Perhaps it is just a phase.
The recovery after a long battle against something devastating that took so much of our freedom away has left us exhausted. The burden of the stress from that event still gets jostled on our shoulders as we search for answers and confirmation it is now safe. The acknowledgement we have caused this incredibly large mess of things and are uncertain how to apologize and begin the process of repairs and healing is daunting. We have let things go on rampantly that now we are unsure how to stop them. Our country’s politics are out of control, our economy in ruins and public health concerns continuing to fester. No one is unaffected and untouched by the wake of destruction we caused from this virus and our reactions to it. We did this to our world and to each other. Maybe we didn’t understand the ramifications and consequences at the time but now we all bear the responsibility of those too. We all carry the burden of separation we created as well.

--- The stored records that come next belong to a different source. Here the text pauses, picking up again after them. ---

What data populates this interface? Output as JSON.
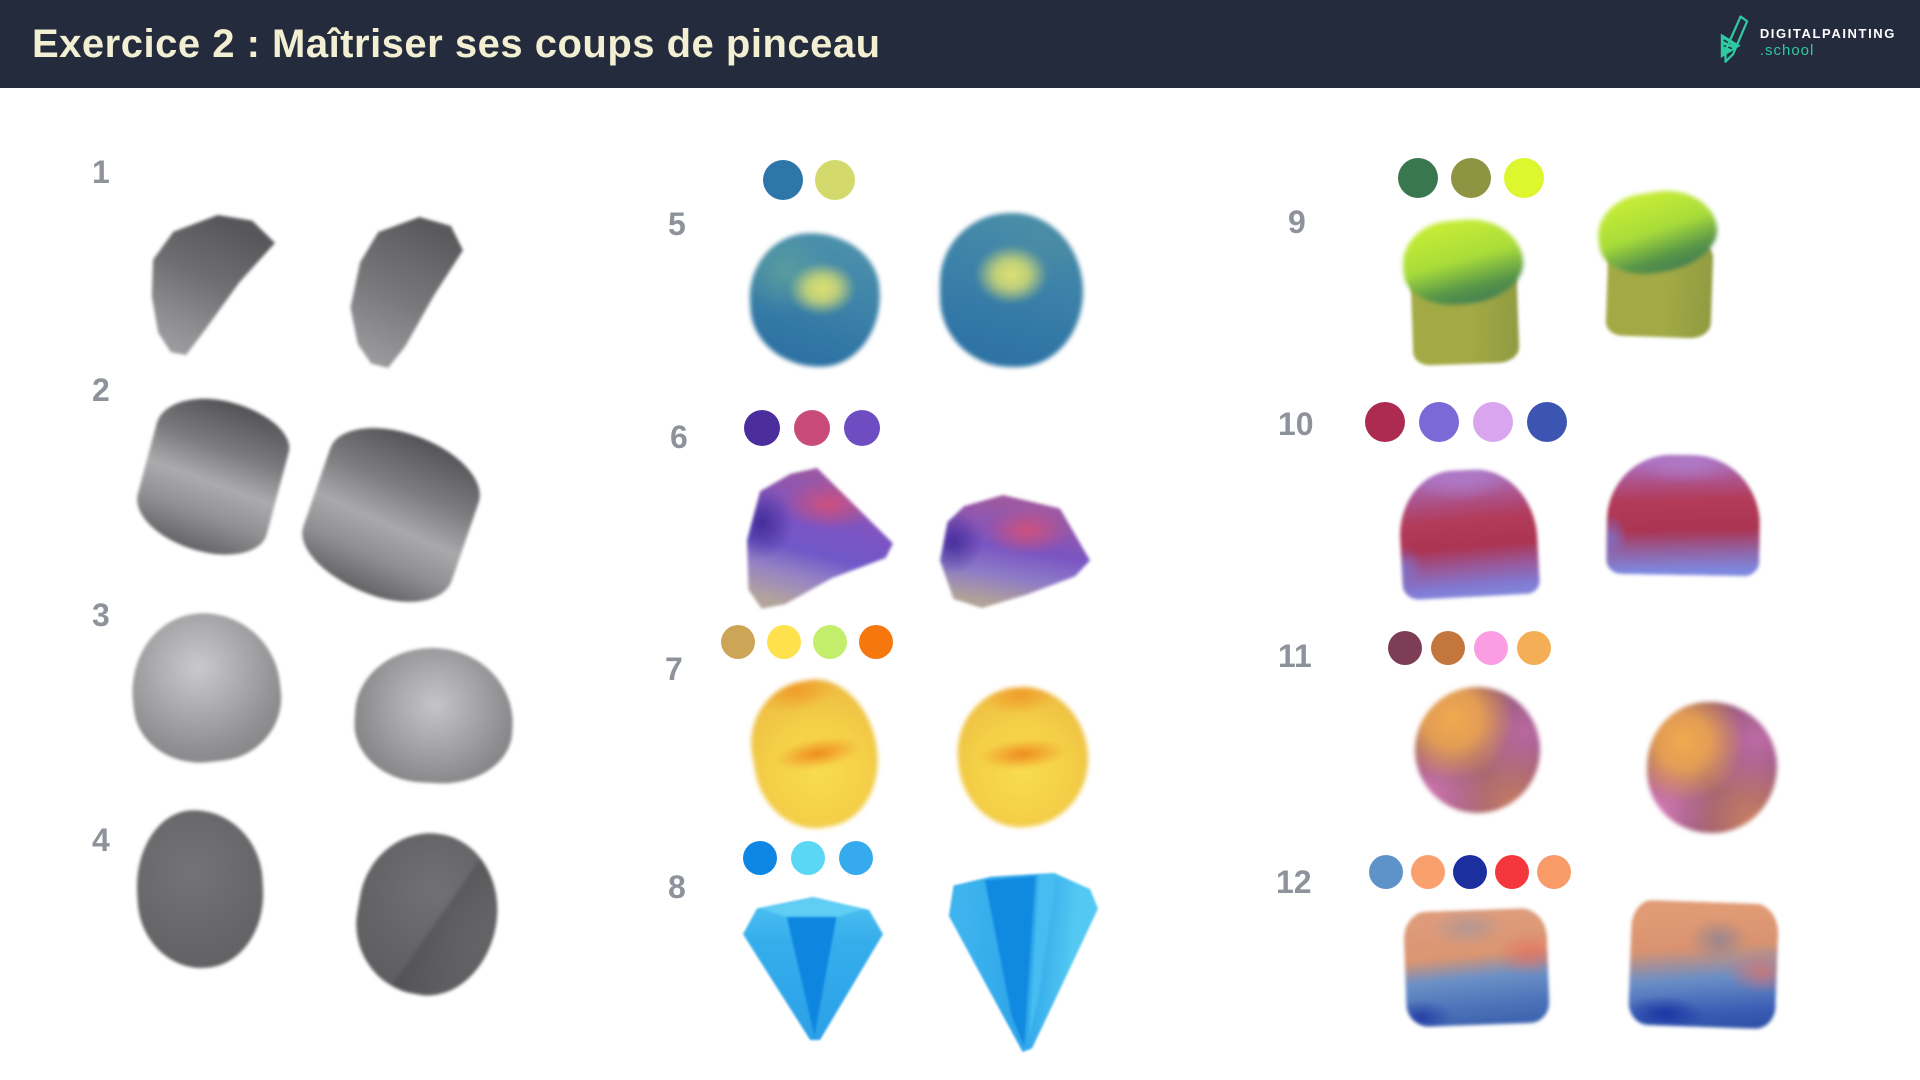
{
  "header": {
    "title": "Exercice 2 : Maîtriser ses coups de pinceau",
    "background": "#242b3c",
    "title_color": "#f2efd3",
    "logo": {
      "name": "DIGITALPAINTING",
      "domain": ".school",
      "accent": "#2fc9a2"
    }
  },
  "exercises": [
    {
      "number": "1",
      "palette": []
    },
    {
      "number": "2",
      "palette": []
    },
    {
      "number": "3",
      "palette": []
    },
    {
      "number": "4",
      "palette": []
    },
    {
      "number": "5",
      "palette": [
        "#2e76aa",
        "#d4d96b"
      ]
    },
    {
      "number": "6",
      "palette": [
        "#4b2d9d",
        "#c94b7a",
        "#6e4cc2"
      ]
    },
    {
      "number": "7",
      "palette": [
        "#cda557",
        "#ffe14d",
        "#c2ee6b",
        "#f5770d"
      ]
    },
    {
      "number": "8",
      "palette": [
        "#0e87e4",
        "#5ad7f2",
        "#35aaec"
      ]
    },
    {
      "number": "9",
      "palette": [
        "#39784e",
        "#8e9442",
        "#ddf62e"
      ]
    },
    {
      "number": "10",
      "palette": [
        "#ad2b50",
        "#7c69d8",
        "#daa5ef",
        "#3c55b2"
      ]
    },
    {
      "number": "11",
      "palette": [
        "#7c3d55",
        "#c3773d",
        "#fb9de2",
        "#f3ae56"
      ]
    },
    {
      "number": "12",
      "palette": [
        "#5e93c9",
        "#f9a06f",
        "#1b2f9e",
        "#f4373c",
        "#f89b69"
      ]
    }
  ]
}
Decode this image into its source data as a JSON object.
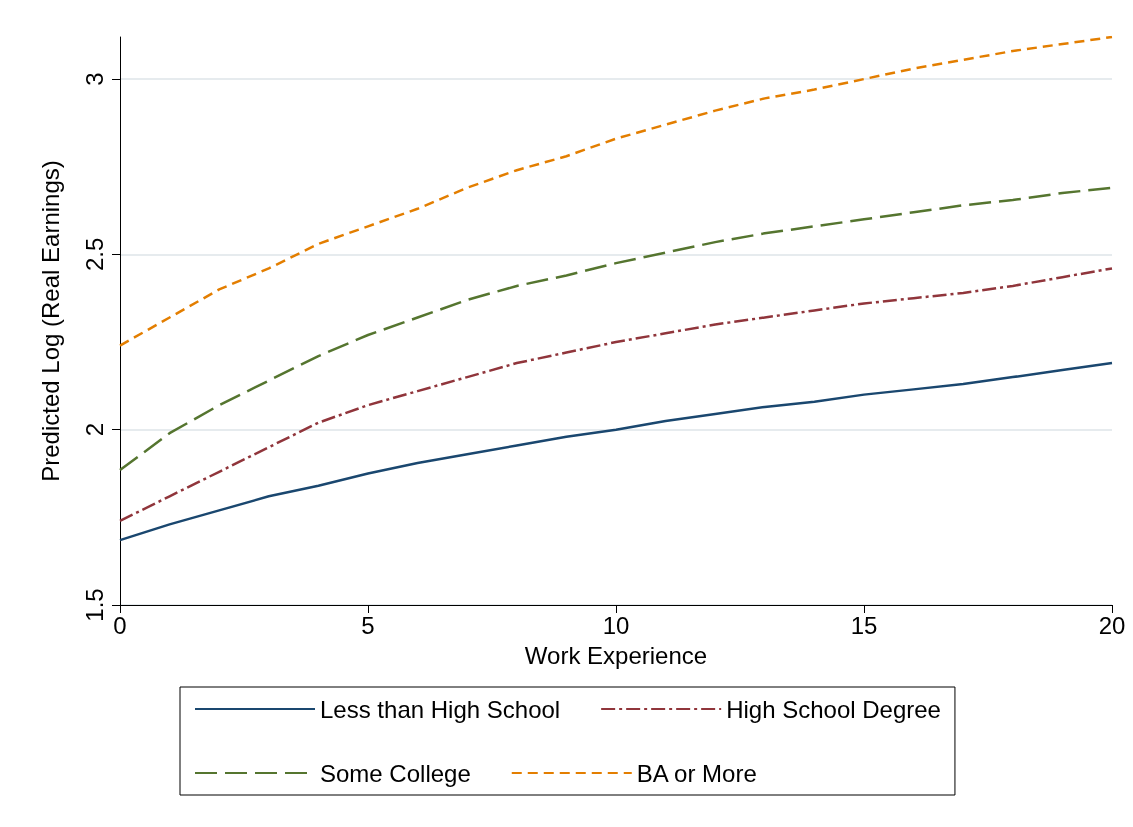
{
  "chart_data": {
    "type": "line",
    "xlabel": "Work Experience",
    "ylabel": "Predicted Log (Real Earnings)",
    "x": [
      0,
      1,
      2,
      3,
      4,
      5,
      6,
      7,
      8,
      9,
      10,
      11,
      12,
      13,
      14,
      15,
      16,
      17,
      18,
      19,
      20
    ],
    "series": [
      {
        "name": "Less than High School",
        "color": "#1a476f",
        "line_style": "solid",
        "values": [
          1.685,
          1.73,
          1.77,
          1.81,
          1.84,
          1.875,
          1.905,
          1.93,
          1.955,
          1.98,
          2.0,
          2.025,
          2.045,
          2.065,
          2.08,
          2.1,
          2.115,
          2.13,
          2.15,
          2.17,
          2.19
        ]
      },
      {
        "name": "High School Degree",
        "color": "#90353b",
        "line_style": "dashdot",
        "values": [
          1.74,
          1.81,
          1.88,
          1.95,
          2.02,
          2.07,
          2.11,
          2.15,
          2.19,
          2.22,
          2.25,
          2.275,
          2.3,
          2.32,
          2.34,
          2.36,
          2.375,
          2.39,
          2.41,
          2.435,
          2.46
        ]
      },
      {
        "name": "Some College",
        "color": "#55752f",
        "line_style": "longdash",
        "values": [
          1.885,
          1.99,
          2.07,
          2.14,
          2.21,
          2.27,
          2.32,
          2.37,
          2.41,
          2.44,
          2.475,
          2.505,
          2.535,
          2.56,
          2.58,
          2.6,
          2.62,
          2.64,
          2.655,
          2.675,
          2.69
        ]
      },
      {
        "name": "BA or More",
        "color": "#e37e00",
        "line_style": "dashed",
        "values": [
          2.24,
          2.32,
          2.4,
          2.46,
          2.53,
          2.58,
          2.63,
          2.69,
          2.74,
          2.78,
          2.83,
          2.87,
          2.91,
          2.945,
          2.97,
          3.0,
          3.03,
          3.055,
          3.08,
          3.1,
          3.12
        ]
      }
    ],
    "xlim": [
      0,
      20
    ],
    "xticks": [
      0,
      5,
      10,
      15,
      20
    ],
    "ylim": [
      1.5,
      3.12
    ],
    "yticks": [
      1.5,
      2,
      2.5,
      3
    ],
    "grid": "y",
    "legend": "bottom",
    "marker": "none"
  }
}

My husband and I stood in front of the chapel where we eloped almost 14 years ago sharing a kiss for a photo our son took. The landscaping was overgrown and there was a touch of fire damage on one of the peaks. The chapel didn’t look like it had seen a wedding in quite some time but the memory of our own wedding brightened the place I think at least momentarily against the purple and blue stained glassed windows we stood near. I remember wearing my dress, an easy one to put on by myself since we were eloping alone that day and the bouquet of wildflowers I made myself. It was a perfect wedding for us, simple yet very much us. As we walked from the chapel to have dinner down the street that day, I remember well wishers from the cars passing us and at the special table at the restaurant where we were seated. Fond memories indeed. Yet today there was just cars passing up and down the street and couple standing in front of a shabby chapel at the edge of town with their child taking their photo.

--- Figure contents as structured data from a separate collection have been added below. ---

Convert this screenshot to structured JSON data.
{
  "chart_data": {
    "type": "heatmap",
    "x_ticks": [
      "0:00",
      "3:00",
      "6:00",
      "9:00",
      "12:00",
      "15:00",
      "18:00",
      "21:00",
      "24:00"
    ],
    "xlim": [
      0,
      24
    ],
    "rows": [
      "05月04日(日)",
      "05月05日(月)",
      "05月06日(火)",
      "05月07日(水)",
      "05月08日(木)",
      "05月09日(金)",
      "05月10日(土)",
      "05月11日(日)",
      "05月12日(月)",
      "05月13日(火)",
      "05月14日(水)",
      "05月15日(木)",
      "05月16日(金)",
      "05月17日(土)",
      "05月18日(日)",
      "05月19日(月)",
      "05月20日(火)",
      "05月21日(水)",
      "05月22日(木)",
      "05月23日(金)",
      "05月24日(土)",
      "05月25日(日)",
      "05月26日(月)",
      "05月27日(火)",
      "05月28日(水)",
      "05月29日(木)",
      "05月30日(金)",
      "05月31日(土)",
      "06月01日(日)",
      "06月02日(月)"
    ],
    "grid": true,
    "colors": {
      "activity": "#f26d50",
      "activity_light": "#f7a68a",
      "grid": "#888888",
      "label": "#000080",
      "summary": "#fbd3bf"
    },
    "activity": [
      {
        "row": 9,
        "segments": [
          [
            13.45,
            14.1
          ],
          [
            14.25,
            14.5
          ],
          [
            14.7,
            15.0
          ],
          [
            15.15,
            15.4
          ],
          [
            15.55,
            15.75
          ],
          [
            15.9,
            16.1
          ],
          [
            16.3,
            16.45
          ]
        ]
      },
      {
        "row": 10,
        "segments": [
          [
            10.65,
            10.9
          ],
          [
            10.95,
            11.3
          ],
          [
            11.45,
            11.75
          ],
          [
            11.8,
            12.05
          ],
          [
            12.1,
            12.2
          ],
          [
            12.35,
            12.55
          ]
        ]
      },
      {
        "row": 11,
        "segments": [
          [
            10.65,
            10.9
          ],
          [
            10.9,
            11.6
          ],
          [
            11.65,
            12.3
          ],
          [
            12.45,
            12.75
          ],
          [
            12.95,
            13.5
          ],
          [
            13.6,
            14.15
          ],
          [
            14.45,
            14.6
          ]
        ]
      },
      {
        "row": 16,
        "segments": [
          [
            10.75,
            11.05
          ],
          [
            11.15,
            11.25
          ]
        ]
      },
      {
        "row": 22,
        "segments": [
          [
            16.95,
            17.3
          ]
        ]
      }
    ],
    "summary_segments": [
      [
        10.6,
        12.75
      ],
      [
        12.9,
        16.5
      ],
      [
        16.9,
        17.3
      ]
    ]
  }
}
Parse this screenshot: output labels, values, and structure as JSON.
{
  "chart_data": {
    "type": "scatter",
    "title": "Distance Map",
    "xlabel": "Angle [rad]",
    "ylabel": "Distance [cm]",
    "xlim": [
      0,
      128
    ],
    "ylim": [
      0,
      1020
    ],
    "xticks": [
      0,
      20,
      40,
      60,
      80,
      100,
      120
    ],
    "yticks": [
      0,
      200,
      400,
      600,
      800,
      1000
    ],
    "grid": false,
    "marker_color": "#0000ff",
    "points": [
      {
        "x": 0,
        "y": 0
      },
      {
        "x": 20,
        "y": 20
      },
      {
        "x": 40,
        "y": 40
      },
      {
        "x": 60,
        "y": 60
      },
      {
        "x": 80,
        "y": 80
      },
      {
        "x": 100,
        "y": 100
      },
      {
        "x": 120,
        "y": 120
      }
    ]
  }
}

I honestly don’t know what it will take to heal this world. People speak of this new normal but if it looks like this then I’m not sure we have hit the mark. It feels like a mourning period with grief and pain filled with uncertainty and mistrust. Yet if there are these feelings then there is also the capacity for love and connection too. We can create beauty out of the ruins and heal from the experiences of the past. Even in nature’s winter season when things look their grayest, there is signs of life to come. Hope for warmer weather, brighter days and even an emergence of nature itself growing from the wreckage. Our own ability to seek out nature’s lessons in healing and reconnecting with each other is vital to us all.